Thai politics, therefore, highlights the salience of the ‘centre-periphery’ dynamic in at least two respects. First, it shows how disempowered Thais sought to de-centre orthodox conceptions of people by ushering in new moments of peoplehood from the periphery and galvanising the ‘awakened’ masses to act as a people. Second, it signifies how the non-ideal character of Thai (democratic) politics in relation to its more idealised Western counterparts can broaden the scholarship of democratic theory and practice. Political commentators will do well to look beyond the fact that Thailand is undoubtedly famed for its uninterrupted history of military coups, which, if anything, only sets it widely apart from archetypical Western liberal democracies (since lately even the most established democracies are not spared from polarising ideological conflicts).
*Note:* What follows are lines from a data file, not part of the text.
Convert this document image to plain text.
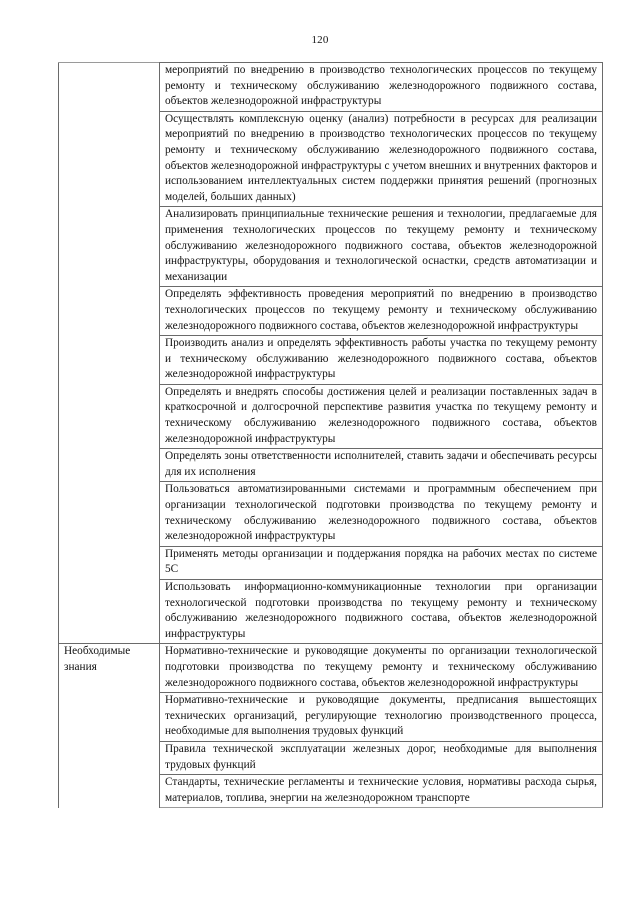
120
	мероприятий по внедрению в производство технологических процессов по текущему ремонту и техническому обслуживанию железнодорожного подвижного состава, объектов железнодорожной инфраструктуры
	Осуществлять комплексную оценку (анализ) потребности в ресурсах для реализации мероприятий по внедрению в производство технологических процессов по текущему ремонту и техническому обслуживанию железнодорожного подвижного состава, объектов железнодорожной инфраструктуры с учетом внешних и внутренних факторов и использованием интеллектуальных систем поддержки принятия решений (прогнозных моделей, больших данных)
	Анализировать принципиальные технические решения и технологии, предлагаемые для применения технологических процессов по текущему ремонту и техническому обслуживанию железнодорожного подвижного состава, объектов железнодорожной инфраструктуры, оборудования и технологической оснастки, средств автоматизации и механизации
	Определять эффективность проведения мероприятий по внедрению в производство технологических процессов по текущему ремонту и техническому обслуживанию железнодорожного подвижного состава, объектов железнодорожной инфраструктуры
	Производить анализ и определять эффективность работы участка по текущему ремонту и техническому обслуживанию железнодорожного подвижного состава, объектов железнодорожной инфраструктуры
	Определять и внедрять способы достижения целей и реализации поставленных задач в краткосрочной и долгосрочной перспективе развития участка по текущему ремонту и техническому обслуживанию железнодорожного подвижного состава, объектов железнодорожной инфраструктуры
	Определять зоны ответственности исполнителей, ставить задачи и обеспечивать ресурсы для их исполнения
	Пользоваться автоматизированными системами и программным обеспечением при организации технологической подготовки производства по текущему ремонту и техническому обслуживанию железнодорожного подвижного состава, объектов железнодорожной инфраструктуры
	Применять методы организации и поддержания порядка на рабочих местах по системе 5С
	Использовать информационно-коммуникационные технологии при организации технологической подготовки производства по текущему ремонту и техническому обслуживанию железнодорожного подвижного состава, объектов железнодорожной инфраструктуры
Необходимые знания	Нормативно-технические и руководящие документы по организации технологической подготовки производства по текущему ремонту и техническому обслуживанию железнодорожного подвижного состава, объектов железнодорожной инфраструктуры
	Нормативно-технические и руководящие документы, предписания вышестоящих технических организаций, регулирующие технологию производственного процесса, необходимые для выполнения трудовых функций
	Правила технической эксплуатации железных дорог, необходимые для выполнения трудовых функций
	Стандарты, технические регламенты и технические условия, нормативы расхода сырья, материалов, топлива, энергии на железнодорожном транспорте
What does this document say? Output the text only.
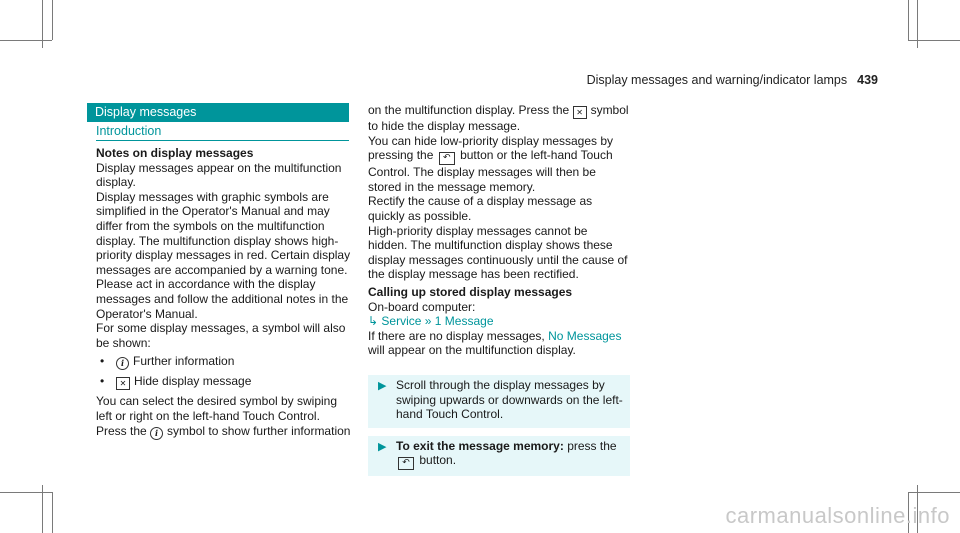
Display messages and warning/indicator lamps 439
Display messages
Introduction

Notes on display messages

Display messages appear on the multifunction display.

Display messages with graphic symbols are simplified in the Operator's Manual and may differ from the symbols on the multifunction display. The multifunction display shows high-priority display messages in red. Certain display messages are accompanied by a warning tone.

Please act in accordance with the display messages and follow the additional notes in the Operator's Manual.

For some display messages, a symbol will also be shown:

• i Further information
• ✕ Hide display message

You can select the desired symbol by swiping left or right on the left-hand Touch Control.

Press the i symbol to show further information

on the multifunction display. Press the ✕ symbol to hide the display message.

You can hide low-priority display messages by pressing the ↶ button or the left-hand Touch Control. The display messages will then be stored in the message memory.

Rectify the cause of a display message as quickly as possible.

High-priority display messages cannot be hidden. The multifunction display shows these display messages continuously until the cause of the display message has been rectified.

Calling up stored display messages

On-board computer:

↳ Service » 1 Message

If there are no display messages, No Messages will appear on the multifunction display.

▶ Scroll through the display messages by swiping upwards or downwards on the left-hand Touch Control.
▶ To exit the message memory: press the
↶ button.
carmanualsonline.info
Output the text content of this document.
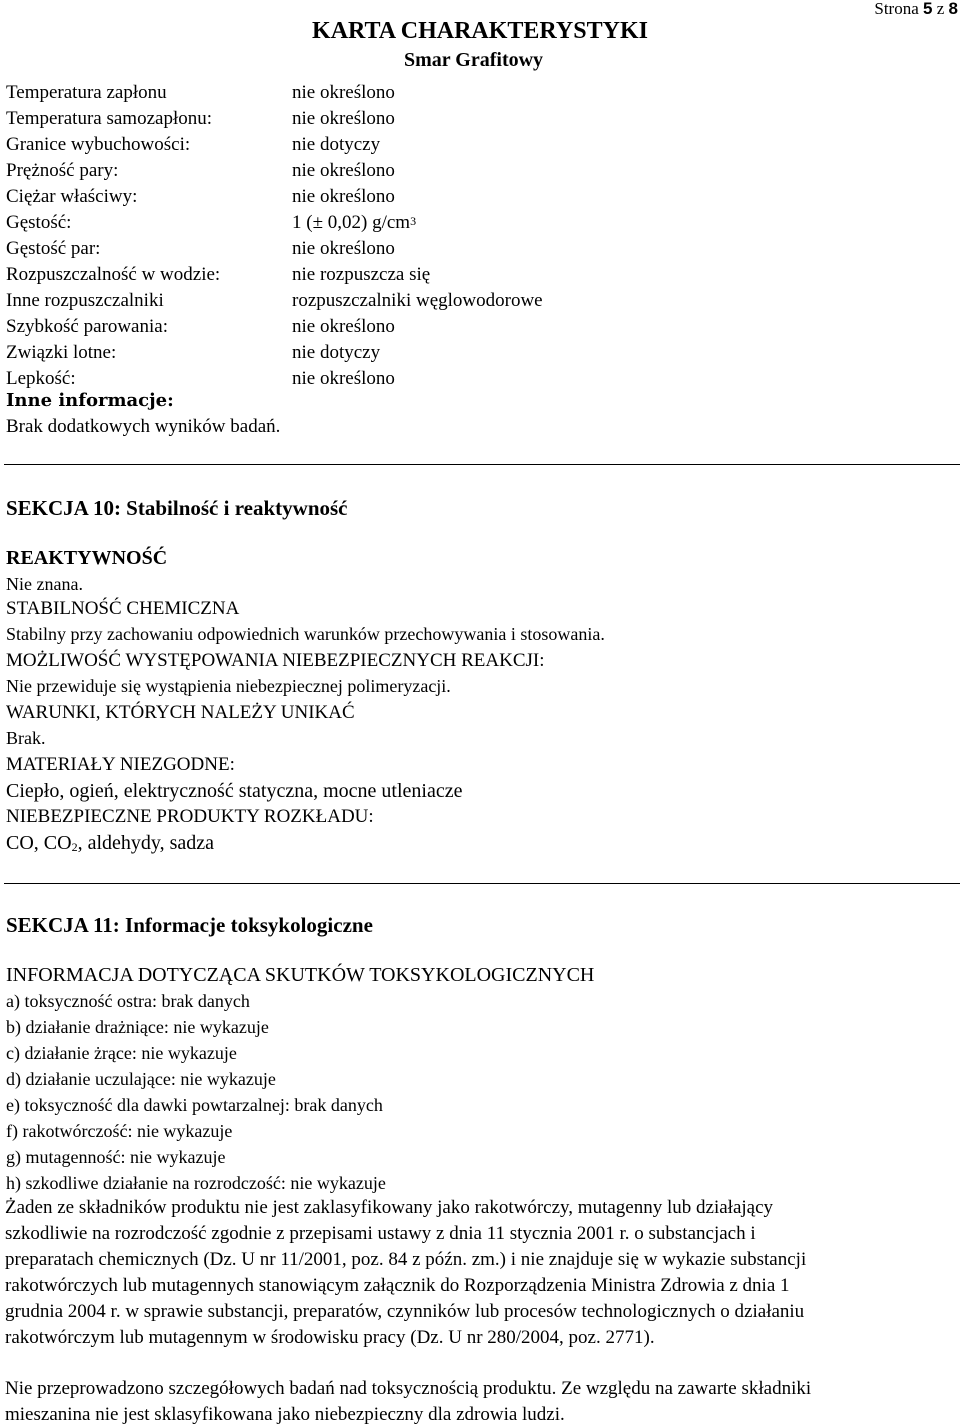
Strona 5 z 8
KARTA CHARAKTERYSTYKI
Smar Grafitowy
Temperatura zapłonu	nie określono
Temperatura samozapłonu:	nie określono
Granice wybuchowości:	nie dotyczy
Prężność pary:	nie określono
Ciężar właściwy:	nie określono
Gęstość:	1 (± 0,02) $g/cm^3$
Gęstość par:	nie określono
Rozpuszczalność w wodzie:	nie rozpuszcza się
Inne rozpuszczalniki	rozpuszczalniki węglowodorowe
Szybkość parowania:	nie określono
Związki lotne:	nie dotyczy
Lepkość:	nie określono
Inne informacje:
Brak dodatkowych wyników badań.
SEKCJA 10: Stabilność i reaktywność
REAKTYWNOŚĆ
Nie znana.
STABILNOŚĆ CHEMICZNA
Stabilny przy zachowaniu odpowiednich warunków przechowywania i stosowania.
MOŻLIWOŚĆ WYSTĘPOWANIA NIEBEZPIECZNYCH REAKCJI:
Nie przewiduje się wystąpienia niebezpiecznej polimeryzacji.
WARUNKI, KTÓRYCH NALEŻY UNIKAĆ
Brak.
MATERIAŁY NIEZGODNE:
Ciepło, ogień, elektryczność statyczna, mocne utleniacze
NIEBEZPIECZNE PRODUKTY ROZKŁADU:
CO, $CO_2$, aldehydy, sadza
SEKCJA 11: Informacje toksykologiczne
INFORMACJA DOTYCZĄCA SKUTKÓW TOKSYKOLOGICZNYCH
a) toksyczność ostra: brak danych
b) działanie drażniące: nie wykazuje
c) działanie żrące: nie wykazuje
d) działanie uczulające: nie wykazuje
e) toksyczność dla dawki powtarzalnej: brak danych
f) rakotwórczość: nie wykazuje
g) mutagenność: nie wykazuje
h) szkodliwe działanie na rozrodczość: nie wykazuje
Żaden ze składników produktu nie jest zaklasyfikowany jako rakotwórczy, mutagenny lub działający
szkodliwie na rozrodczość zgodnie z przepisami ustawy z dnia 11 stycznia 2001 r. o substancjach i
preparatach chemicznych (Dz. U nr 11/2001, poz. 84 z późn. zm.) i nie znajduje się w wykazie substancji
rakotwórczych lub mutagennych stanowiącym załącznik do Rozporządzenia Ministra Zdrowia z dnia 1
grudnia 2004 r. w sprawie substancji, preparatów, czynników lub procesów technologicznych o działaniu
rakotwórczym lub mutagennym w środowisku pracy (Dz. U nr 280/2004, poz. 2771).
Nie przeprowadzono szczegółowych badań nad toksycznością produktu. Ze względu na zawarte składniki
mieszanina nie jest sklasyfikowana jako niebezpieczny dla zdrowia ludzi.
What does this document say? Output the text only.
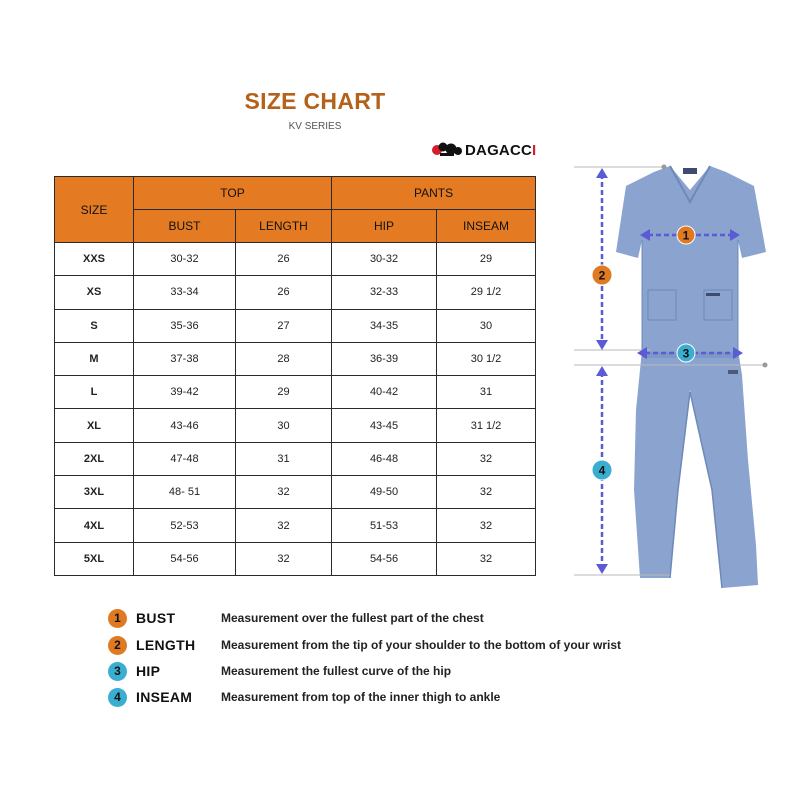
SIZE CHART
KV SERIES
DAGACCI
SIZE	TOP		PANTS	
	BUST	LENGTH	HIP	INSEAM
XXS	30-32	26	30-32	29
XS	33-34	26	32-33	29 1/2
S	35-36	27	34-35	30
M	37-38	28	36-39	30 1/2
L	39-42	29	40-42	31
XL	43-46	30	43-45	31 1/2
2XL	47-48	31	46-48	32
3XL	48- 51	32	49-50	32
4XL	52-53	32	51-53	32
5XL	54-56	32	54-56	32
1
2
3
4
1	BUST	Measurement over the fullest part of the chest
2	LENGTH Measurement from the tip of your shoulder to the bottom of your wrist
3	HIP	Measurement the fullest curve of the hip
4	INSEAM Measurement from top of the inner thigh to ankle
Meanwhile, disempowered Thais ought to acknowledge that there is more to reshaping the country’s politics than depicting it along the lines of democratic idealism.

The good news is that recent methodological reflections in political theory should render it easier for Thai politics to move closer towards the normative centre of political theory. The first of these methodological reflections is the advent of comparative political theory, which deals specifically with fostering dialogue between Western and non-Western traditions of political thought. The second follows from the realist revival in political theory, beginning with Bernard William’s seminal discussion of realism and moralism, which seeks to distribute normative weight across a range of context-specific situations.

Bibliography & Further Reading:

Chaturongkul, Dulyaphab. 2022. ‘Thailand’s ideological struggle: Depolarizing Thailand’s polarized politics’, Journal of Political Ideologies (forthcoming), doi: 10.1080/13569317.2021.1873470.

Jenco, Leigh. 2015. Changing Referents: Learning Across Space and Time in China and the West (Oxford: Oxford Univerty Press, 2015).

Subrahmanyan, Arjun. 2021. Amnesia: A History of Democratic Idealism in Modern Thailand (New York: State University of New York Press, 2021).

Tejapira, Kasian. 2016. The irony of democratization and the decline of royal hegemony in Thailand, Southeast Asian Studies, 5 (2016), pp. 219237.

Williams, Bernard. 2005. ‘Realism and moralism in political theory’, in Bernard Williams (Ed) In the Beginning Was the Deed (Princeton: Princeton University Press, 2005), pp. 1–17.